Die Ursprünge: Keller und Knappich Augsburg
Begonnen hat die bewegte Reise 1898, als Johann Josef Keller und Jakob Knappich in Augsburg ein Unternehmen gründen, das zunächst Acetylen-Beleuchtungen herstellt. Schon im verflixten siebten Jahr aber müssen sich „Keller und Knappich Augsburg“ (aus dem Telegrammkürzel wird später der Firmenname Kuka) ein neues Geschäftsfeld suchen, denn die Acetylen-Lampen werden von Osram-Glühbirnen (übrigens ebenfalls aus Augsburg) verdrängt.

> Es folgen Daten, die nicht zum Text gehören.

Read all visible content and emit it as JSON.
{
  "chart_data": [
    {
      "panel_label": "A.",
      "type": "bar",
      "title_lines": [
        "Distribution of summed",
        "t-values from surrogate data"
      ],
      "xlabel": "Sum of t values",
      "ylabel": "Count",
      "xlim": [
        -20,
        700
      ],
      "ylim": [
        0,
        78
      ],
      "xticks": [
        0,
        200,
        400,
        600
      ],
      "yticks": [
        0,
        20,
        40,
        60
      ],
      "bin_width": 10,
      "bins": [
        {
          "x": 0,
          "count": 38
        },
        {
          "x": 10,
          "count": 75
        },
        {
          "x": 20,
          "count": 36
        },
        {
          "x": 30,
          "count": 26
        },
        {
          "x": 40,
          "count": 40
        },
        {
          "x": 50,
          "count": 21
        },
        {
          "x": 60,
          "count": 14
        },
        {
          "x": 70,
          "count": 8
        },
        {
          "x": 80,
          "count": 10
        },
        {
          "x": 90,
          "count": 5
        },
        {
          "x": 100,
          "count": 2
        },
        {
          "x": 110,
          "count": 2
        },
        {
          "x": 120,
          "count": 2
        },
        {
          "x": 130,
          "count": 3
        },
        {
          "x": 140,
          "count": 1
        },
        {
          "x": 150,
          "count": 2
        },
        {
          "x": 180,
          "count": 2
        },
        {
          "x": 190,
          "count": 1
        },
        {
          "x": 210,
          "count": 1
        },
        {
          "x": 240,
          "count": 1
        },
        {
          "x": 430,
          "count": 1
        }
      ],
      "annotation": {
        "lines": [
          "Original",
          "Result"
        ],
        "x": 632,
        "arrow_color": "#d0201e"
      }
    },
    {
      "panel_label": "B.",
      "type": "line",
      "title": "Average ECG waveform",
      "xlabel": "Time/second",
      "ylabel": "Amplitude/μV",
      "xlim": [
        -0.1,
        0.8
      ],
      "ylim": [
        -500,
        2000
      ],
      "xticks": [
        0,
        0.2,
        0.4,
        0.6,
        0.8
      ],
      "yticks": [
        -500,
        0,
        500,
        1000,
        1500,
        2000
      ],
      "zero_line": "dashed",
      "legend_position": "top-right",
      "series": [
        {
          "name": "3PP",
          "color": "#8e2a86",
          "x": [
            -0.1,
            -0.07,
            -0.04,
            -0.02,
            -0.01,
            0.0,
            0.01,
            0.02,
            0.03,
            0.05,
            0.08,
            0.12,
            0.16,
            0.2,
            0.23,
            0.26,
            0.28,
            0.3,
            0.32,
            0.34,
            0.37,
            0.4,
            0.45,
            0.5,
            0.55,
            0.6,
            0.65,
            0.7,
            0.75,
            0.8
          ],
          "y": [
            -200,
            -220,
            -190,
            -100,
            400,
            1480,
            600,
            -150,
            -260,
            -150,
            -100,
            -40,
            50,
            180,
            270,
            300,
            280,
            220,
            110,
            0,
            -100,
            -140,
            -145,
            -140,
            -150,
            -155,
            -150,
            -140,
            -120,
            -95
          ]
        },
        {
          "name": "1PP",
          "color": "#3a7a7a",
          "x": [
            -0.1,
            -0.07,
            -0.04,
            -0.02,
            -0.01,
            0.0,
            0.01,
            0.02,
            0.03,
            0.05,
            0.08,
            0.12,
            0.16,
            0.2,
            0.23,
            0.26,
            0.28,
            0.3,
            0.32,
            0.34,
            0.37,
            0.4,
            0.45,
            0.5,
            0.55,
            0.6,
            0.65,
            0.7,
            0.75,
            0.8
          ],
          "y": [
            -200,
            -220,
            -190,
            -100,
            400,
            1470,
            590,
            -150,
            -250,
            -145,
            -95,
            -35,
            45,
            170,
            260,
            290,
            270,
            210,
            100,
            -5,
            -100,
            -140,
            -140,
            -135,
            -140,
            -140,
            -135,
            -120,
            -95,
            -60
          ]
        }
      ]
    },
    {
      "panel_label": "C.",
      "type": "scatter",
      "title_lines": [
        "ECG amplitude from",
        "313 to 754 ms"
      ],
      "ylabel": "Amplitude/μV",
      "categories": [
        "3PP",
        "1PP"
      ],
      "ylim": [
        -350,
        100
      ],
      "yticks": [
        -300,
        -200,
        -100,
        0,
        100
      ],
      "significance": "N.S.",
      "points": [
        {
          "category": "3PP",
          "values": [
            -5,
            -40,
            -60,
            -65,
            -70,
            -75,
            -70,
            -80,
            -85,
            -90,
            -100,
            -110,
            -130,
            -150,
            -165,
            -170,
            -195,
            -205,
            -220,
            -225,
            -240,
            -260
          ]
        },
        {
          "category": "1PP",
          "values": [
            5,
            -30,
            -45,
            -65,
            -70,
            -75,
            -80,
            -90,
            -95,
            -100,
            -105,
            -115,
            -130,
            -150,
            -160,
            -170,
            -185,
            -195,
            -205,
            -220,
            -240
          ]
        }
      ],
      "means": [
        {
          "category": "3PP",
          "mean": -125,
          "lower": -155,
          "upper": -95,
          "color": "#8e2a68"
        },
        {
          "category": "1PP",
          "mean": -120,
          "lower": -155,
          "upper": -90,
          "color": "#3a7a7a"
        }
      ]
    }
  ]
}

Kuka baut Müllautos und Schweißanlagen
Und so verlegt man sich in Augsburg auf Schweißgeräte und Schweißbrenner mit Acetylen, das Schutzgas-Schweißen. Dieses Schweiß-Know-how zieht sich wie ein roter (beziehungsweise orangener) Faden durch die Kuka-Geschichte und wird viele Jahre später auch zum Einstieg in der Robotergeschäft führen. Doch nach dem ersten Weltkrieg kommt dank des Schweiß-Knowhows erstmal ein anderer Geschäftszweig hinzu, der heute zwar ziemlich in Vergessenheit geraten, aber in der Farbe Orange immer noch allgegenwärtig ist.
Denn 1922 entsteht in Augsburg die „Bayerische Kesselwagen“, die Kommunalfahrzeuge für die Straßenreinigung und Müllabfuhr baut. Und gerade die innovativen Drehtrommel-Müllwagen mit mechanischer Be- und Entladung werden ein großer Erfolg in vielen europäischen Ländern. Noch heute steht das Wort Kuka im Ungarischen und im Tschechischen für Mülltonne beziehungsweise Müllwagen.
Nach dem zweiten Weltkrieg macht sich Kuka – neben Schreibmaschinen und Rundstrickmaschinen – auch mit Schweißanlagen einen Namen: 1956 entsteht in Augsburg eine riesige Schweißstraße, die für die Karosseriefertigung bei VW in Wolfsburg bestimmt ist: mit 14 Meter Länge und 16 Tonnen Gesamtgewicht eine echte Weltneuheit. Schon bald baut Kuka komplette Schweißanlagen für alle namhaften Automobilhersteller, neben VW, Porsche und BMW auch für Daimler-Benz, der schon bei den Müllwagen ein wichtiger Geschäftspartner war.
Einstieg in die Robotik mit Daimler
Und der Partner Daimler ist es auch, der Kuka zum Einstieg in die Robotik bringt. Denn 1970 will Daimler in seine neue Schweißanlage im Werk Sindelfingen auch einige dieser neuartigen Geräte namens „Roboter“ integriert haben, die seit Ende der 1960er Jahre in US-Automobilfabriken im Einsatz sind. Und so baut Kuka für Daimler in Sindelfingen 16 Unimate-Roboter aus den USA ein. Diese leiden aber unter enormen Kinderkrankheiten: Denn die Traglast der mit Hydraulik angetriebenen Roboter aus den USA ist viel zu gering für die deutsche Schweißtechnik, die Unimates brechen fast zusammen.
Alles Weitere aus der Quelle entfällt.